Unless there’s something in the source code to allow the authorities to monitor their citizens, and clamp down on anti democracy groups….

My Portesuello Home

If this OS is truly sponsored by the Chinese government then it may very well be free. That should take care of the piracy problem, at least as far as the OS is concerned.

webjprgm

@furbies They could make the source code available except for the supposedly non-existent spy/backdoor parts, then just include those in the binary distribution.

Anyway, besides the fact that this will likely be optimized for Chinese, I wouldn’t touch it with a long pole because I don’t trust China’s government. If it were any other government (well, maybe not any) I would be happy for work to make Linux better.

wab95

That irony appears to be lost on the backers of the project inside China.

The Communist Party in China doesn’t do irony, Bryan. That requires a sense of humour. Nonetheless, the irony of developing a system at least in part to avoid espionage is thick and palpable, coming as it appears to be, from a government exposed for conducting espionage on foreign concerns and relentlessly bent on monitoring every deed, thought and word of every living soul under its domain. Orwell’s 1984 has nothing on China’s 2014.

As for the 5 year timeframe for a ‘homegrown’ solution, however much based on and indebted to foreign innovation (that has to rankle the more xenophobic of the Communist Party’s hardliners), this is perfectly feasible within China, should the Party decide to impose it. That’s the beauty of totalitarianism and single Party rule.

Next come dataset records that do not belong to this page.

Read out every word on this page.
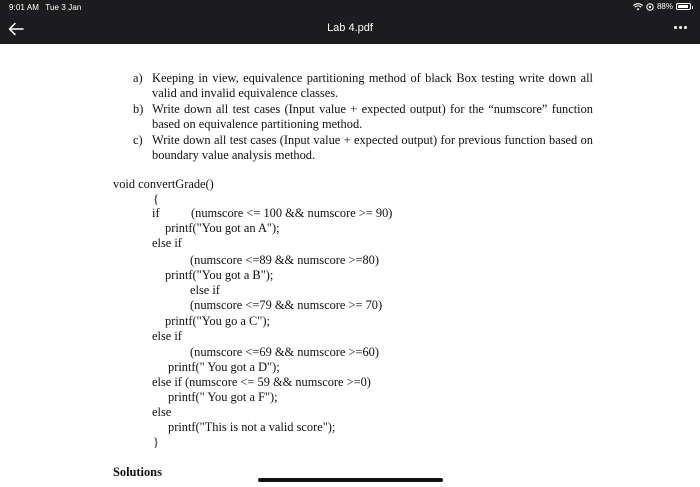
9:01 AM Tue 3 Jan	88%
Lab 4.pdf
a) Keeping in view, equivalence partitioning method of black Box testing write down all valid and invalid equivalence classes.
b) Write down all test cases (Input value + expected output) for the “numscore” function based on equivalence partitioning method.
c) Write down all test cases (Input value + expected output) for previous function based on boundary value analysis method.
void convertGrade()
{
if	(numscore <= 100 && numscore >= 90)
printf("You got an A");
else if
(numscore <=89 && numscore >=80)
printf("You got a B");
else if
(numscore <=79 && numscore >= 70)
printf("You go a C");
else if
(numscore <=69 && numscore >=60)
printf(" You got a D");
else if (numscore <= 59 && numscore >=0)
printf(" You got a F");
else
printf("This is not a valid score");
}
Solutions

I suspect that they will not want to go down that road, however, at least en masse. There is a growing disenchantment amongst a younger generation, who might be pushed into subversive and ‘counter-revolutionary’ behaviour, such as smuggling in Apple and other ‘running dog’ foreign export products and expanding China’s burgeoning black market. And if they simply impose this requirement only on government underlings, that will likely only increase resentment in that sector.

Rather, one should anticipate yet more accusations of malfeasance and impropriety directed at foreign concerns that will handicap their performance in the Chinese market, while not making it unpalatable to play in that space, and permitting local companies and solutions to take advantage of those handicaps.